The expectations set out in the plan reflect the comprehensive and high-quality care the NHS should deliver to patients and service users every day. A holistic view of health, care and wellbeing is taken across primary, community, secondary and social care, with appropriate emphasis on the wider determinants of health. In the secondary care sector, existing and additional performance standards are fully funded, take account of the current position on workforce, and are deliverable within the timeframe required. The overall financial and performance task set for the provider sector and the wider NHS can be sustainably delivered so that the vast majority of trusts, performing well, can deliver what is asked of them. 

Measures:

  • The plan recognises the reality of the increasing demand for care that will come from an ageing population and the increased acuity and complexity this will bring. The plan must honestly and realistically set out how the health and care system will meet these demands.
  • Patient safety and outcomes for patients and service users are protected and improved.
  • Trusts have a clear implementation plan, with realistic recovery trajectories for finance and performance, and are only set performance requirements backed up with full funding.
  • Realistic assumptions are made about productivity and efficiency gains, demand management and the speed and scale of any benefits derived from change or transformation programmes.
  • The plan helps to make the most of the money available by setting out a new financial architecture.
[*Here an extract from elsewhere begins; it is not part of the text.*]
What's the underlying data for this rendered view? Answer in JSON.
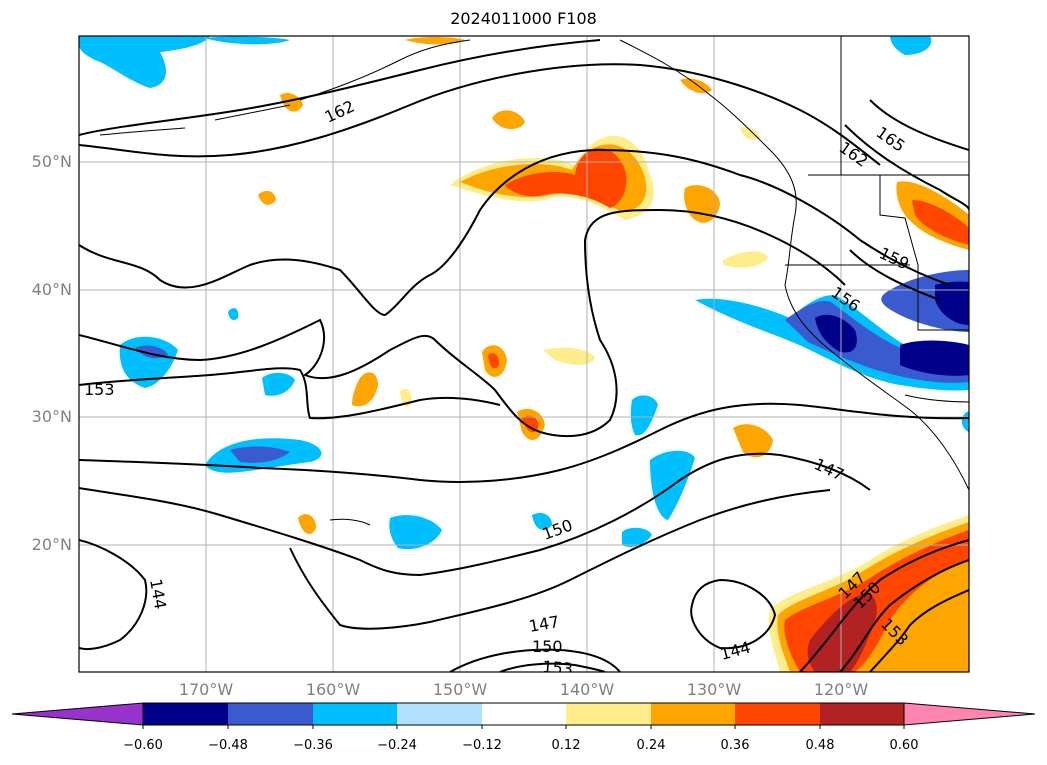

This should maximise the level of funding reaching frontline organisations, better enabling both greater spending on care and sustainable delivery of care.
  • Priorities are clearly identified and, where difficult choices need to be made, this is done through a transparent, open and clearly communicated process.
  • There is an explicit measurement of what trusts are being asked to deliver against their current delivery capacity and capability.
  • The plan recognises that consistently providing care as early as possible and in the right setting will require fundamental reform of the primary care sector with significant emphasis on reducing health inequalities, and making the system work for vulnerable and hard to reach groups.